Let’s first look at how the dictionary defines each term. Let’s start with ‘traveller’. There are a few definitions; the first is the most obvious: a person who is travelling or who often travels. The second starts getting a bit more abstract: a Gypsy or other nomadic person. The third is edging on the esoteric: a person who holds New Age values and leads an itinerant and unconventional lifestyle. When we think of the adage I mentioned, it is the second and third definitions that come to mind. We tend to think of a traveller as someone who morphs into their environment in search of something deeper than photos and post cards; travellers like to believe they have temporarily become part of that new their host society while looking for deeper meaning on what it is they are doing there.

Here is how the dictionary defines a tourist: a person who is travelling or visiting a place for pleasure. This is the only definition, and it closely resembles the first definition given to a traveller. Colloquially we tend to think of tourists as people who travel through packaged holidays and take part in tour groups. We tend to see tourists as corny, funny shirts wearing people who don’t miss an opportunity to take a photo or buy a souvenir.

Most people would like to think of themselves as travellers. In fact, in my travels, I have witnessed many self-declared travellers scorn at a group of tourists. Hell, I have been guilty of that too. Travellers would like to think they are better than tourists, that they are more sensitive and respectful of the place they are visiting, that they absorb and live the culture temporarily as locals. Travellers see tourists as an annoyance to other travellers and locals, who crowd and invade cities in search of the perfect selfie in some popular sightseeing spot.

As I got older and travelled more, I have concluded that travellers are no better than tourists. In fact, they are worse. My definition of a traveller is that they are nothing more than a low-budget, unhygienic, overly philosophical tourist. In fact, for locals, they don’t see much of a difference between travellers and tourists; they are all the same – another foreigner who can’t speak the language. In fact, locals prefer tourists, as they likely spend more money into the local economy. Travellers, on the other hand, take pride on how little they manage to spend on a daily basis. For locals, that sucks. If people are going to come and crowd their cities, they want them to at least spend a considerable amount of money to help their economy. Walking around in shabby clothes, carrying oversized backpacks, staying in dingy hostels and sporting questionable hygiene is hardly a pleasure for locals who don’t care whether you are in their city to take selfies or soul searching.
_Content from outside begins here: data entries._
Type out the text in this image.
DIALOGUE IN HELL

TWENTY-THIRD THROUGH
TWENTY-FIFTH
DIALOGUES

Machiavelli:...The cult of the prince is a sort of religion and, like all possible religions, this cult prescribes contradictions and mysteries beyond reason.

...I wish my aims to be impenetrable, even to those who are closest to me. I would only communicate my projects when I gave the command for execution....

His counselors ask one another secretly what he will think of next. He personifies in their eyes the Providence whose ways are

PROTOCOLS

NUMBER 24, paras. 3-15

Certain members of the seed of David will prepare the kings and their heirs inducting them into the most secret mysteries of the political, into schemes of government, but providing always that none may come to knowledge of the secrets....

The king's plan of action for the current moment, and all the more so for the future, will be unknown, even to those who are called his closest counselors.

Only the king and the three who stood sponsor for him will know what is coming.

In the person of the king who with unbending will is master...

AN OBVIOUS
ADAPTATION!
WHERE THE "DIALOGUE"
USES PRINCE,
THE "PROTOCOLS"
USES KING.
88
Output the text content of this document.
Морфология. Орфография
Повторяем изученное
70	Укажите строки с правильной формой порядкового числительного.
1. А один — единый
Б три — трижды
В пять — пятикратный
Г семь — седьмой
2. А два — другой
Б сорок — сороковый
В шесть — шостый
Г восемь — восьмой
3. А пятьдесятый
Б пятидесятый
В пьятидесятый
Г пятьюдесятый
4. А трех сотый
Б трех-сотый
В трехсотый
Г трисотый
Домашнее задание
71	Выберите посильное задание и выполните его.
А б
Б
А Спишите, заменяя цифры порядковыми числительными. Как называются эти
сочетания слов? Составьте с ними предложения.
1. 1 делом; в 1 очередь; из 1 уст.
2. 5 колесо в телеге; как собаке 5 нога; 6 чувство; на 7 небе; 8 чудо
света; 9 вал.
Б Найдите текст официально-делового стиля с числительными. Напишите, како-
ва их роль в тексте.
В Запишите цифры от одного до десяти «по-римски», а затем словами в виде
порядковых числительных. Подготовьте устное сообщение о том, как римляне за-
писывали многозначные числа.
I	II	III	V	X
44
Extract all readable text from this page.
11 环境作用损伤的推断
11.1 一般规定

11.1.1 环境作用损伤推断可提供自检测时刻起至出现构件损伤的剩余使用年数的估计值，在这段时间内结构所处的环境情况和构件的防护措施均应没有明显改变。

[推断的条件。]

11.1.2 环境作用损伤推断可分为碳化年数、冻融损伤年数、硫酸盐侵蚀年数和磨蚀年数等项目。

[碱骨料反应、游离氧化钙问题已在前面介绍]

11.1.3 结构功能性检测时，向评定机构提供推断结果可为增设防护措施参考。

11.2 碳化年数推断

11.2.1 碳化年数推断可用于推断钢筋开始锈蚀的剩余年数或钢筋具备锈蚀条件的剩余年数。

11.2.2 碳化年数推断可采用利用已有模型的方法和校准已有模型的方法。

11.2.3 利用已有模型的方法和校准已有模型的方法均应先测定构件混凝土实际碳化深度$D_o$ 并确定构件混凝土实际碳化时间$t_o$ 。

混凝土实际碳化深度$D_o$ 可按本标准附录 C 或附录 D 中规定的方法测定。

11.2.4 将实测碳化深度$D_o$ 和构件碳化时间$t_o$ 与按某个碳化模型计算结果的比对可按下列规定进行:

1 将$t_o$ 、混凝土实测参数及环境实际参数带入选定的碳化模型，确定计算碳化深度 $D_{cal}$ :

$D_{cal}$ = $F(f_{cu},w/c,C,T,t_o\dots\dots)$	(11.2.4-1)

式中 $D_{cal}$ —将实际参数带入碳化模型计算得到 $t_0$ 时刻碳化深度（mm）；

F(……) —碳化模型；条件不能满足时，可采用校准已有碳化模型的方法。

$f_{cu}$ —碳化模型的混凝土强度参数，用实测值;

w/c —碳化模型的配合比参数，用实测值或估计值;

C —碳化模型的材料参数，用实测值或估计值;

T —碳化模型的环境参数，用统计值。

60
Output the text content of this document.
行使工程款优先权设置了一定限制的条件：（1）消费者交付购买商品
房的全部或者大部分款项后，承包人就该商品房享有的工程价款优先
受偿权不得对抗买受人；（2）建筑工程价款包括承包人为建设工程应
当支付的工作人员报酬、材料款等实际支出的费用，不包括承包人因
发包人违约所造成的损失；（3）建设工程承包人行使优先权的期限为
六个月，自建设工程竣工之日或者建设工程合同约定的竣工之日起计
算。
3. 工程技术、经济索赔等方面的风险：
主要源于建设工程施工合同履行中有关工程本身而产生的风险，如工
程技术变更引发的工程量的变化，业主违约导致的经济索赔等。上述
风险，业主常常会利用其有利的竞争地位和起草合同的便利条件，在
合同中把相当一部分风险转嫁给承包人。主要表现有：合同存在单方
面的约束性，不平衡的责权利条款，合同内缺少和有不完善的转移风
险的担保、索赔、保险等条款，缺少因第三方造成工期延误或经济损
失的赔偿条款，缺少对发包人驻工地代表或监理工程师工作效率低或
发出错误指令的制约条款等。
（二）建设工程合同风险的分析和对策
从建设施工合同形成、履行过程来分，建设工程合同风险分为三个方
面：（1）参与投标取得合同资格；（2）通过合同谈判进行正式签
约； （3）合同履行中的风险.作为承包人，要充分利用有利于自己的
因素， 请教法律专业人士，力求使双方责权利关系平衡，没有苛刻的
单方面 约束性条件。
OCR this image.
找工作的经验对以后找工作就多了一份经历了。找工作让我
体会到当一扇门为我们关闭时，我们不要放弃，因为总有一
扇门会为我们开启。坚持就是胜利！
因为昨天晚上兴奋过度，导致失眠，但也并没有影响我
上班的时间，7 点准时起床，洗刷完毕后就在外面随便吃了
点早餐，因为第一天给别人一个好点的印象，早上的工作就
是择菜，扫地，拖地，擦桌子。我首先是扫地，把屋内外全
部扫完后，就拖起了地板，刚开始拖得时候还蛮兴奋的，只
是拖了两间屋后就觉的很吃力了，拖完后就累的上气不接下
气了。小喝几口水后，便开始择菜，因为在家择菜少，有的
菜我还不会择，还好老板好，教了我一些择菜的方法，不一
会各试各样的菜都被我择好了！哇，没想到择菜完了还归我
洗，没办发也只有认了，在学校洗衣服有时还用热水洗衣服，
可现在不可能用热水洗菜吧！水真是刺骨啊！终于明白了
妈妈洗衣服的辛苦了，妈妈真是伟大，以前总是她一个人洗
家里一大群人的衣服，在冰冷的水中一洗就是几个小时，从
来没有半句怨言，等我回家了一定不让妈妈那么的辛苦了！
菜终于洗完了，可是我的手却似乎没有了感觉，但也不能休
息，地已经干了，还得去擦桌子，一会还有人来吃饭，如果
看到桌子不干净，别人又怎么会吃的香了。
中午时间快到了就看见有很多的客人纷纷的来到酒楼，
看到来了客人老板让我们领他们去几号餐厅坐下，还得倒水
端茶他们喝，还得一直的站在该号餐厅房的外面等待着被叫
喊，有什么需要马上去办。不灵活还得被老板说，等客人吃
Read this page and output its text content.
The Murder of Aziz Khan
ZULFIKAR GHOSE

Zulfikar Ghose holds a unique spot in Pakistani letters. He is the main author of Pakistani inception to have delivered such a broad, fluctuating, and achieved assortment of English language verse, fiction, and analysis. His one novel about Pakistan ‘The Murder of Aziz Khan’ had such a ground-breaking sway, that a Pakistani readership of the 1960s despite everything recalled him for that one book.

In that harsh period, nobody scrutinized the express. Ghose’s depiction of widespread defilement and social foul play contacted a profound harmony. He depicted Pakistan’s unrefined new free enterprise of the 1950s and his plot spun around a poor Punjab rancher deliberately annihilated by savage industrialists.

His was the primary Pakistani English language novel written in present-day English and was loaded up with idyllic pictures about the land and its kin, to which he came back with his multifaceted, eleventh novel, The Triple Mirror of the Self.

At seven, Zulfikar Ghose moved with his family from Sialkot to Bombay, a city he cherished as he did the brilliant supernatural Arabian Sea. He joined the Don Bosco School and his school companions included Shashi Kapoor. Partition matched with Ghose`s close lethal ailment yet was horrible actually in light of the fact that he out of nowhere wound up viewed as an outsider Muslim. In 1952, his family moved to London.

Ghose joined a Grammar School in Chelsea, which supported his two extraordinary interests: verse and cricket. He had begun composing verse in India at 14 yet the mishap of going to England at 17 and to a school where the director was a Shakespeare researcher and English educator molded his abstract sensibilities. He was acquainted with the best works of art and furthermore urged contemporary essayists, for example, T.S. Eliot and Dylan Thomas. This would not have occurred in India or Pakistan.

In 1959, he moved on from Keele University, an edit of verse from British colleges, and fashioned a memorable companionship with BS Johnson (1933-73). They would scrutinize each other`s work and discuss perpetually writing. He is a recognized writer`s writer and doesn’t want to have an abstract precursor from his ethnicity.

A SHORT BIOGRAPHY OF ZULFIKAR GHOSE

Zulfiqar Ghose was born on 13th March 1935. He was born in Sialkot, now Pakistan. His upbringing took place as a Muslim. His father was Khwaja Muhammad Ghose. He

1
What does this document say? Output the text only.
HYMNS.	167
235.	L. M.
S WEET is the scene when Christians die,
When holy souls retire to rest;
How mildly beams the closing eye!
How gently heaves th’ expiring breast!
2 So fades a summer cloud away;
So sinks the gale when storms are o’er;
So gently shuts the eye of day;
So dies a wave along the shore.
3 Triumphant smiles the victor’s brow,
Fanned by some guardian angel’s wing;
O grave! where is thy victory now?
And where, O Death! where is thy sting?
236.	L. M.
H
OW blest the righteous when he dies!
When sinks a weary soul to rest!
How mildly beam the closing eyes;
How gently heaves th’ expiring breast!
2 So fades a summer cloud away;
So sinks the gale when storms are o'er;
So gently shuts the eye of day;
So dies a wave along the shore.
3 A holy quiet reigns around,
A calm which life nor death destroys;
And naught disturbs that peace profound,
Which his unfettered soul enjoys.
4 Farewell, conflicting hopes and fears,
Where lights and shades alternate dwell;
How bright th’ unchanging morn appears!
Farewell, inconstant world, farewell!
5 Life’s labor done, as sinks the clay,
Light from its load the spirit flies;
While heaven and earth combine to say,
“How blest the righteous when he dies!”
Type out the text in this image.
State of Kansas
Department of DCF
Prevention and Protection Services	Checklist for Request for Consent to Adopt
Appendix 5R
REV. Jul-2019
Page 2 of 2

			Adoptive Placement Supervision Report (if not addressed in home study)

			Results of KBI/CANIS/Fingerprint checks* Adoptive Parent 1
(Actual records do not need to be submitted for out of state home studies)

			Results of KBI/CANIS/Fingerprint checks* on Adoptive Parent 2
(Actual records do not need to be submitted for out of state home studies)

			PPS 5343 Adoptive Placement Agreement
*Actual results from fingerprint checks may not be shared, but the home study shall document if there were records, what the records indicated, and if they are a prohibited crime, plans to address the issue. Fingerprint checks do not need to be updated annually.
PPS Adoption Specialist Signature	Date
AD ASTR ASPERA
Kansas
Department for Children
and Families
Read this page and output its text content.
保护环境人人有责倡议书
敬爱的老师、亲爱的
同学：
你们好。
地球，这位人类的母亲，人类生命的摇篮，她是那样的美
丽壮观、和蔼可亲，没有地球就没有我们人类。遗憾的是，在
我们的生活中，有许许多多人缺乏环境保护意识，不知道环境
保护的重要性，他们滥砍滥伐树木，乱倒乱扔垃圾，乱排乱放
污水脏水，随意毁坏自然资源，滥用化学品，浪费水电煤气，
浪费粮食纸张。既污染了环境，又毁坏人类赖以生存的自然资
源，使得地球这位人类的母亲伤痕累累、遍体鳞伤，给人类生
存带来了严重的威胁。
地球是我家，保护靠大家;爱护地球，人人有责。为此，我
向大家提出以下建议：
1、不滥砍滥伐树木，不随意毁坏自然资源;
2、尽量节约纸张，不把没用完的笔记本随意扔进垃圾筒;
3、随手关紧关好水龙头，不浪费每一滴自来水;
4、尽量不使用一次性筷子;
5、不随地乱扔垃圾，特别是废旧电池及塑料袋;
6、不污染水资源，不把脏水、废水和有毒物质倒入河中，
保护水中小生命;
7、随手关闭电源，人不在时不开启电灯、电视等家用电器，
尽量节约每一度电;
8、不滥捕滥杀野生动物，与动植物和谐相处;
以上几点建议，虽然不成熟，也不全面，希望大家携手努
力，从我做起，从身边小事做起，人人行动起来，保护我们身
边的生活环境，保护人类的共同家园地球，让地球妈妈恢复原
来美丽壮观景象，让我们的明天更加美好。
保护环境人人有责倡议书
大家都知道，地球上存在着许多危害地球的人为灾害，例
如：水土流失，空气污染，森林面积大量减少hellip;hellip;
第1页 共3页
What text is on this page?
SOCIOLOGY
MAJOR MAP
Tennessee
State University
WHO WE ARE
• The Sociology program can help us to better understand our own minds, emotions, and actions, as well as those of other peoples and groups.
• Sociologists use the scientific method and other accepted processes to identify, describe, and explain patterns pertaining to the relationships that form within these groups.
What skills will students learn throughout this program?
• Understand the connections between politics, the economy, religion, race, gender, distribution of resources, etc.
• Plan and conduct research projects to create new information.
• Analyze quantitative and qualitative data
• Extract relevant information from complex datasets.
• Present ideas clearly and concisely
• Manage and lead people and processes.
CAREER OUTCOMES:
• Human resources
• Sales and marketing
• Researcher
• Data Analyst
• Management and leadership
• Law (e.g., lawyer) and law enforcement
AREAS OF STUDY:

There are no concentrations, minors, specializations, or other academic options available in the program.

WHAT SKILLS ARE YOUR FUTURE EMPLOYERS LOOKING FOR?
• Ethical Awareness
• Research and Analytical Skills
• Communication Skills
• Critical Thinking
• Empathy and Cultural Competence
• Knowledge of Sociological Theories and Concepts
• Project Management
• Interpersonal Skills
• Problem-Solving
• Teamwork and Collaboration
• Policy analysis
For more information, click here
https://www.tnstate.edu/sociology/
I recently read an article on how cities such as Florence, Rome, Venice and Barcelona are now hoping to receive fewer tourists, as they feel they have lost access to the best parts of their cities. In fact, with the advent of AirBnB, residents are now miffed that tourists are spilling into their neighbourhoods and restaurants which used to exclusive to locals. In the search for something authentic, tourists who see themselves as travellers are invading local people’s domain. This is another reason why I think tourists are better than travellers, as they at least unknowingly respect the locals by staying in the touristy parts of town.

So next time you pack your bags, be a tourist, not a traveller. Stay in the tourist areas, do tourist things. For the locals, whether you are wearing a corny shirt or some shabby hippie clothes, staying in a 5-star hotel or a dingy hostel, you are tourists just the same. All they care about is how much you will spend and when are you going to leave. As far as those are concerned, tourists do much better. So when you book your next holiday, be always a tourist, not a traveller.